# Liniment baths ?



## Klassic Superstar (Nov 30, 2009)

Okay I'll tell you what I wil be doing when I get my sore no more gel for my guy and a friend.

For a bath I would use it after a hard workout when the weather is warm enough, here in WA it's not warm enough yet! Gr! I would put in a good amount of your liniment (sometimes they have liniments ESP for bathing) with water, and slowly work it into your horse, you can further it by massaging it in. I was told by a sore no more distributer that if you want the resultsbare about the same to massage it in directly to the spot and then if you can place a warm towl over it for 15-20 minutes or get an ice pack, out it in a towel and apply after you massage. 

Hope this helped!?
You can really go wrong with liniment and is a teat way to do some massage work to help it soak in and get to the muscles faster!
Just know......wash your hands really well after and dont touch your eyes! Or face for that matter, it's very strong stuff!


----------



## myhorsesonador (Jun 21, 2009)

Klassic Superstar said:


> Okay I'll tell you what I wil be doing when I get my sore no more gel for my guy and a friend.
> 
> For a bath I would use it after a hard workout when the weather is warm enough, here in WA it's not warm enough yet! Gr! I would put in a good amount of your liniment (sometimes they have liniments ESP for bathing) with water, and slowly work it into your horse, you can further it by massaging it in. I was told by a sore no more distributer that if you want the resultsbare about the same to massage it in directly to the spot and then if you can place a warm towl over it for 15-20 minutes or get an ice pack, out it in a towel and apply after you massage.
> 
> ...


Just add some information, the OP is in FL and most people have there horse clipped nude and havent had to blanket it's so darn hot on most days. The OP wants to give the bath after a barrel race.

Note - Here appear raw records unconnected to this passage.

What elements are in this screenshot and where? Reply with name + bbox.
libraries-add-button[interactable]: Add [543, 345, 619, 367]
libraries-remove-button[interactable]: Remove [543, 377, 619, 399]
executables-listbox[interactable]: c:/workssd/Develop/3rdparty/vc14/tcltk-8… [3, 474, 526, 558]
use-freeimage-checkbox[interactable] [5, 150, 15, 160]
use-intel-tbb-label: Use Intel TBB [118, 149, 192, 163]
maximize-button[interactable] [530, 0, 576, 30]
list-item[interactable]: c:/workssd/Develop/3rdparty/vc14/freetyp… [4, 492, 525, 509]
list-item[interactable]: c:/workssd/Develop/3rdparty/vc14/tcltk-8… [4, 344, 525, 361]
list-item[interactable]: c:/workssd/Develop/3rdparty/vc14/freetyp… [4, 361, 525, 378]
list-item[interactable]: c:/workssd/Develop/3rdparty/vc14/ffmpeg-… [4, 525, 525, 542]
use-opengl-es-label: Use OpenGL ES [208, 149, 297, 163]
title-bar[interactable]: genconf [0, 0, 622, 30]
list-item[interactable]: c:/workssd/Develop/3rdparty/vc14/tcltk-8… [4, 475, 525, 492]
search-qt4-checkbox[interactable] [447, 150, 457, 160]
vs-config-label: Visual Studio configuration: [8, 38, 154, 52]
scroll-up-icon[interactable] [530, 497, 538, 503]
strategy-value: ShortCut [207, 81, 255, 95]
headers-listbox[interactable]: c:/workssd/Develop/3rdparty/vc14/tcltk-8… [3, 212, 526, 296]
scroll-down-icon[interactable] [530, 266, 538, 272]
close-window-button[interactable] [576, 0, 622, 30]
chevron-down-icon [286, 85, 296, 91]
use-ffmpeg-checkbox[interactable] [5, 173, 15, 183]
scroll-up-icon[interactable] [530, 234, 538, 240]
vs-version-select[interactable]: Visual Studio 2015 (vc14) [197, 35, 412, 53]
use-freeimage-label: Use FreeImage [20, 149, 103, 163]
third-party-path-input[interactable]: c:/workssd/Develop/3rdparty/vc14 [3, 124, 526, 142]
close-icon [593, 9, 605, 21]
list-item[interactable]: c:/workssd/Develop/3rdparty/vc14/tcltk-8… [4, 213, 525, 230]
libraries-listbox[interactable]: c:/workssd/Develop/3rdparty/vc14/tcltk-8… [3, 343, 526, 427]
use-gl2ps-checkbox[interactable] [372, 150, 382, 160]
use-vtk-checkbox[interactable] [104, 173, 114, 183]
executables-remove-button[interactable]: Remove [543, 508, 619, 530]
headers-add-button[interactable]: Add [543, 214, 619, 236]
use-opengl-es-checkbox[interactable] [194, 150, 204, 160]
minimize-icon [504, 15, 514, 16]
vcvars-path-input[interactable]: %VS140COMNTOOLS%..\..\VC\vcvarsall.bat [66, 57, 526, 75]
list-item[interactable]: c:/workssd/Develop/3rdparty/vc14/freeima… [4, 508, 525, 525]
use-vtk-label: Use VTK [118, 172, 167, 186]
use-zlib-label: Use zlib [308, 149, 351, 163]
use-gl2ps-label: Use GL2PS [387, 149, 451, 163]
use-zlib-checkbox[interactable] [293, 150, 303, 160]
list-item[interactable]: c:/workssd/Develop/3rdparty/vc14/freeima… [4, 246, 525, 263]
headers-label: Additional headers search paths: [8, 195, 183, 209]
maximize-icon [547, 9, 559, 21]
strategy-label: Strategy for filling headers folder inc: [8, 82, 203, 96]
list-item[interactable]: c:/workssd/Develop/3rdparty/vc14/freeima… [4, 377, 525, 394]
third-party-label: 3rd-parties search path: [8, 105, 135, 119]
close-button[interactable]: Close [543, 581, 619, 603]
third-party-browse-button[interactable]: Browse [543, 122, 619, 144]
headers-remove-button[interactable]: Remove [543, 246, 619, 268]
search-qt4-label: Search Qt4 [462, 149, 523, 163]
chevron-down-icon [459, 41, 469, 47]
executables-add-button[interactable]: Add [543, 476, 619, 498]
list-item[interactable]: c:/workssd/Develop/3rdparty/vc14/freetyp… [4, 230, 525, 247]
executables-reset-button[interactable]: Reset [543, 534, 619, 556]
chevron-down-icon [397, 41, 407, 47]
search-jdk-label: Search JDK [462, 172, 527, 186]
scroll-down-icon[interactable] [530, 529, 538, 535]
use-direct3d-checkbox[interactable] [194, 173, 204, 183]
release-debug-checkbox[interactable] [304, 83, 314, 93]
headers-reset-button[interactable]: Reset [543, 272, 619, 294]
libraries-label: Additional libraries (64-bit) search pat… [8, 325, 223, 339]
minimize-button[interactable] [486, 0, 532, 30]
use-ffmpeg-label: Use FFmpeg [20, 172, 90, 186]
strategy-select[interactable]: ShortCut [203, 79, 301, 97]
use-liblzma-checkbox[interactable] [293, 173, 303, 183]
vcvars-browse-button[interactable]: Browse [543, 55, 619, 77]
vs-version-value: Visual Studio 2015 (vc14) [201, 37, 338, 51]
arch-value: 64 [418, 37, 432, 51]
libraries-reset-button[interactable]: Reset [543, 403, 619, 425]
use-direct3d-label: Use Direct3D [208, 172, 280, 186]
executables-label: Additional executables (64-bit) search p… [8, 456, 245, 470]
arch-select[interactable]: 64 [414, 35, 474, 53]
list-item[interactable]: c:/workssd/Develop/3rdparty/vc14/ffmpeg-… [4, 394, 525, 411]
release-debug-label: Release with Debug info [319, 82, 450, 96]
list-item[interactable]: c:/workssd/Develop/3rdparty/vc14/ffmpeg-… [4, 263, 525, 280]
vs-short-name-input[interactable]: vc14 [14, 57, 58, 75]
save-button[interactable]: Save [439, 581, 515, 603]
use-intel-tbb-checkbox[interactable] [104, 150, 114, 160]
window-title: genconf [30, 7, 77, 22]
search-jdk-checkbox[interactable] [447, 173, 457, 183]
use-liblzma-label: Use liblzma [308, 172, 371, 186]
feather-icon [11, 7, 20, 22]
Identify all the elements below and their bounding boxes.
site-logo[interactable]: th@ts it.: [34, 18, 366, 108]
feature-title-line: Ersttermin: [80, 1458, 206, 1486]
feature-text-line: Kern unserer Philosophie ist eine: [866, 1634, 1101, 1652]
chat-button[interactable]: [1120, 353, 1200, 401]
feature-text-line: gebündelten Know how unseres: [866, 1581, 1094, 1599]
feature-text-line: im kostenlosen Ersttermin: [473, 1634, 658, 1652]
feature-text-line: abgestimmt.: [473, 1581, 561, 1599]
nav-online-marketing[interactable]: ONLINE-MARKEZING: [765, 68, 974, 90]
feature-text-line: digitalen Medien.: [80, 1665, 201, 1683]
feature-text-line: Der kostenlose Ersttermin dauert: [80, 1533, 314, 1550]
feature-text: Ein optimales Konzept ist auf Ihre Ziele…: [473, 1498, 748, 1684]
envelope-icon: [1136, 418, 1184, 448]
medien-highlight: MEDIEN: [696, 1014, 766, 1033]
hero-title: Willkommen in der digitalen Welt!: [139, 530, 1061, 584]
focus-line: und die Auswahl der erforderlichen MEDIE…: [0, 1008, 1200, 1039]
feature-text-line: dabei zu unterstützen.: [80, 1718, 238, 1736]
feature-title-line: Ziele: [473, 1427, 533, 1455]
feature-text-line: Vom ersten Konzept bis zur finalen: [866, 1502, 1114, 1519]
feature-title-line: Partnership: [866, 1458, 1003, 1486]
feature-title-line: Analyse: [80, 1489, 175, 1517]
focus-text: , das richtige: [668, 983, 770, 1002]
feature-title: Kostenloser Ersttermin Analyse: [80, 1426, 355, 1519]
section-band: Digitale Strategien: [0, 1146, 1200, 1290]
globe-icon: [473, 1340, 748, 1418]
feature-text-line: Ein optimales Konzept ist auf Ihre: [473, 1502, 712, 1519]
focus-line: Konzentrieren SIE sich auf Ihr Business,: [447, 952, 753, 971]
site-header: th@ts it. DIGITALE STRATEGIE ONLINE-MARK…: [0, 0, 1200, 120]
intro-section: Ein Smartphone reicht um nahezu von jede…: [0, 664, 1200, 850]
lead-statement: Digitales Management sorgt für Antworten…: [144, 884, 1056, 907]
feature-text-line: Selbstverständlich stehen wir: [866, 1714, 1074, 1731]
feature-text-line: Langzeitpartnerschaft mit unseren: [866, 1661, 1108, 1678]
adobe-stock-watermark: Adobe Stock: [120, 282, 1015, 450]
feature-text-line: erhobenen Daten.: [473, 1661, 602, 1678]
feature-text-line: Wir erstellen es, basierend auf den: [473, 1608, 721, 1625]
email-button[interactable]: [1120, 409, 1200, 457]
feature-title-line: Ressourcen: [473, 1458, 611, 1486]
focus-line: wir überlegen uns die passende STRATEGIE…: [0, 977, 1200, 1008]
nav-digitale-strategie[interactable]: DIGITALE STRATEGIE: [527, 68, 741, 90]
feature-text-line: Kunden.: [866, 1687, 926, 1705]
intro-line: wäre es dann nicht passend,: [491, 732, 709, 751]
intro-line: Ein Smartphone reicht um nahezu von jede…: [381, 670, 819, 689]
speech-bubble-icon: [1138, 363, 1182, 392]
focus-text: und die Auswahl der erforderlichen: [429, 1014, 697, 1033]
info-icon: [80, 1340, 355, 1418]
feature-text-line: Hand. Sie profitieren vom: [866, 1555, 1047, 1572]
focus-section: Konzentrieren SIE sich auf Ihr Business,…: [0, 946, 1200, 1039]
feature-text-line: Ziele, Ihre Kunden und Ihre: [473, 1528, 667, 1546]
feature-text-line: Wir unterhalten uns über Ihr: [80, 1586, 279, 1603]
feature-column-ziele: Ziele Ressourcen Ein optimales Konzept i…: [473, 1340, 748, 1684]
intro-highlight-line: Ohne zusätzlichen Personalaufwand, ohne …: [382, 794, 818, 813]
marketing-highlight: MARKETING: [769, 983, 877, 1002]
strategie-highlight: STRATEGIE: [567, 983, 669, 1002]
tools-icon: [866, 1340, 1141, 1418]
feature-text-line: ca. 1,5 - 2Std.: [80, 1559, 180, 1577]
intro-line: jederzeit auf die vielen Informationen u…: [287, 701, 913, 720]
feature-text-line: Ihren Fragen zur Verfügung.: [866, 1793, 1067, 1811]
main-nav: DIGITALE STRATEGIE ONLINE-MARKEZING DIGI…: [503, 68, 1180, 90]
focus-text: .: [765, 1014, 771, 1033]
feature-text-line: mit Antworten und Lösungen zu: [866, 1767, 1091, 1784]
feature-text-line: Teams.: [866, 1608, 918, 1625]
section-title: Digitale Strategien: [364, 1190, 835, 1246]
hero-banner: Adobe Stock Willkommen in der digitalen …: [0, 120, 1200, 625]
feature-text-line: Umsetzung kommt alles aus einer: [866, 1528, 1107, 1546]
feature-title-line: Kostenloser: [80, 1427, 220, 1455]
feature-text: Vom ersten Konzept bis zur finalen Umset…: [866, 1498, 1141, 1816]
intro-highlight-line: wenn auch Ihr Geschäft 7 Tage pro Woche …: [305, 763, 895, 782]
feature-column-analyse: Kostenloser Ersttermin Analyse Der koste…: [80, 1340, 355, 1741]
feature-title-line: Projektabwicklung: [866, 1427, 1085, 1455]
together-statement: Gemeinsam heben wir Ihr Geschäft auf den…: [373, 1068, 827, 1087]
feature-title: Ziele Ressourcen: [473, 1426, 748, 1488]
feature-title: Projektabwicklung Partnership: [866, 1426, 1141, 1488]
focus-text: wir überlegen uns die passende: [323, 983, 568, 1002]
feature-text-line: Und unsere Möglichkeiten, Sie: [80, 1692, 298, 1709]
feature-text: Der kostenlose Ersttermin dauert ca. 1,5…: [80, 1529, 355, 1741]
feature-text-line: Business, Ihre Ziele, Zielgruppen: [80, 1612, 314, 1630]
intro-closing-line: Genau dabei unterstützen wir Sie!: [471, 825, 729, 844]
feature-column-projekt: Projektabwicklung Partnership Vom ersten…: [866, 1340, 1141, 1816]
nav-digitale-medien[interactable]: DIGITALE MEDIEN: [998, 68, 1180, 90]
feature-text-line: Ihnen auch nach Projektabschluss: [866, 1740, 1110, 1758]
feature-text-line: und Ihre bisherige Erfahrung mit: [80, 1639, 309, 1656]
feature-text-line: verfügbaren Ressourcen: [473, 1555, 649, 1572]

I still vote green jelly, like I said on FB. It's great, and it smells good 2!


----------



## Delfina (Feb 12, 2010)

I hose/scrape my horse off with plain water. Then dilute liniment in a bucket of water, sponge it on, walk him around a bit, turn him loose in the arena to roll in the sand and then throw him into turnout.

I don't care if he gets filthy rolling.... he really enjoys it after the liniment.


----------